Walking with Oscar Romero this Holy Week

Walking with Oscar Romero this Holy Week 2018-03-23T10:25:28-04:00

This year we welcome Holy Week with Oscar Romero. This modern-day martyr has been a reminder for me of the cost of discipleship in many ways and I for one am grateful to be reminded of his example as I prepare for the Passion Sunday and the Triduum.

Today, 38 years ago,  he preached a Sunday morning sermon, in which he called on the Salvadorian soldiers in his community to stop their government sanctioned repression of the people and to submit to God, concluding with the following words which stirred the whole assembly to a frenzied ovation:

“En nombre de Dios, pues, y en nombre de este sufrido pueblo, cuyos lamentos suben hasta el cielo cada día más tumultuosos, les suplico, les ruego, les ordeno en nombre de Dios:Cese la represión”

Translated:

“In the name of this suffering people, whose cries rise to heaven each day more tumultuous, I beseech you, I beg you, I order you, in the name of God, stop the repression.”

He knew this kind of preaching was dangerous but for him, but the preaching of the Gospel meant embracing the cross of Christ over his own life. He stated in his book The Violence of Love, 

“If we are worth anything, it is not because we have more money or more talent or more human qualities. Insofar as we are worth anything, it is because we are grafted onto Christ’s life, his cross, and resurrection. That is a person’s measure.”
(See page 124)

His stance with the vulnerable and oppressed people of his community led to the final cross in Fr. Romero’s life. The day after his challenging sermon, as he celebrated the vigil mass for the feast of the Annunciation in a local hospital, he was gunned down by a sniper.

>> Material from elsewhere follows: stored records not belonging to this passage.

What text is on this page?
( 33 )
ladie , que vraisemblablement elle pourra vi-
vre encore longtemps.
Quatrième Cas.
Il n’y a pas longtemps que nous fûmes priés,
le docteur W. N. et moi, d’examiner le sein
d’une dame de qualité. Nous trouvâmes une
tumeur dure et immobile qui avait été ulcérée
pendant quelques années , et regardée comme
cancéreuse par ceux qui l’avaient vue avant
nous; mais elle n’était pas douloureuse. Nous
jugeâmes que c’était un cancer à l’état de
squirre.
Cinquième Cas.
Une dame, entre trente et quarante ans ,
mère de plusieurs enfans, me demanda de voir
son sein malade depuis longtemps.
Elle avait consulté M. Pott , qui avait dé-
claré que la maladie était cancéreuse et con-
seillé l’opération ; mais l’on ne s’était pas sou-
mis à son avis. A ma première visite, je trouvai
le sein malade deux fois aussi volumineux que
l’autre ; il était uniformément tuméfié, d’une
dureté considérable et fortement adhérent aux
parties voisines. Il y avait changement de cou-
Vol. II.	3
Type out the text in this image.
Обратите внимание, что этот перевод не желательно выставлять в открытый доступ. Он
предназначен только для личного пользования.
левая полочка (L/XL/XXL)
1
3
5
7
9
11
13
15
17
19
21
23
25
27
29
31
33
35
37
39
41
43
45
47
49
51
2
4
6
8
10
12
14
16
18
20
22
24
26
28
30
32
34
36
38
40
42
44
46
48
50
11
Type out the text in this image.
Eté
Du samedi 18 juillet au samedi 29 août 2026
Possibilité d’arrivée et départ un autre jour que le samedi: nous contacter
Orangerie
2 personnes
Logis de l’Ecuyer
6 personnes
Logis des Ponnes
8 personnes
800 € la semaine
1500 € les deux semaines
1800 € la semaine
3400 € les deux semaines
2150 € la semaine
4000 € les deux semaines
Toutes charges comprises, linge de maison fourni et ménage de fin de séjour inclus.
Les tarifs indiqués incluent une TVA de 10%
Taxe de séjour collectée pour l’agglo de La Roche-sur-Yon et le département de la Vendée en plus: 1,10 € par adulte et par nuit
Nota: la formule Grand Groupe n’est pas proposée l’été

I find it somehow beautiful that he was killed while celebrating the feast that marked the composition of one of the most beautiful testimonies in all of scripture of God’s preferential option for the poor, the Magnificat. In the Magnificat, the blessed virgin Mary sings:

[God] has cast down the mighty from their thrones,
and has lifted up the humble.
He has filled the hungry with good things,
and the rich he has sent away empty.

I am looking forward to his canonization which will hopefully have a confirmed date soon. The Episcopal Church has already begun to honor his feast day, and they offer us this great prayer in honor of Oscar Romero:

Almighty God, you called your servant Oscar Romero to be a voice for the voiceless poor, and to give his life as a seed of freedom and a sign of hope: Grant that, inspired by his sacrifice and the example of the martyrs of El Salvador, we may without fear or favor witness to your Word who abides, your Word who is Life, even Jesus Christ our Lord, to whom, with you and the Holy Spirit, be praise and glory now and for ever. Amen.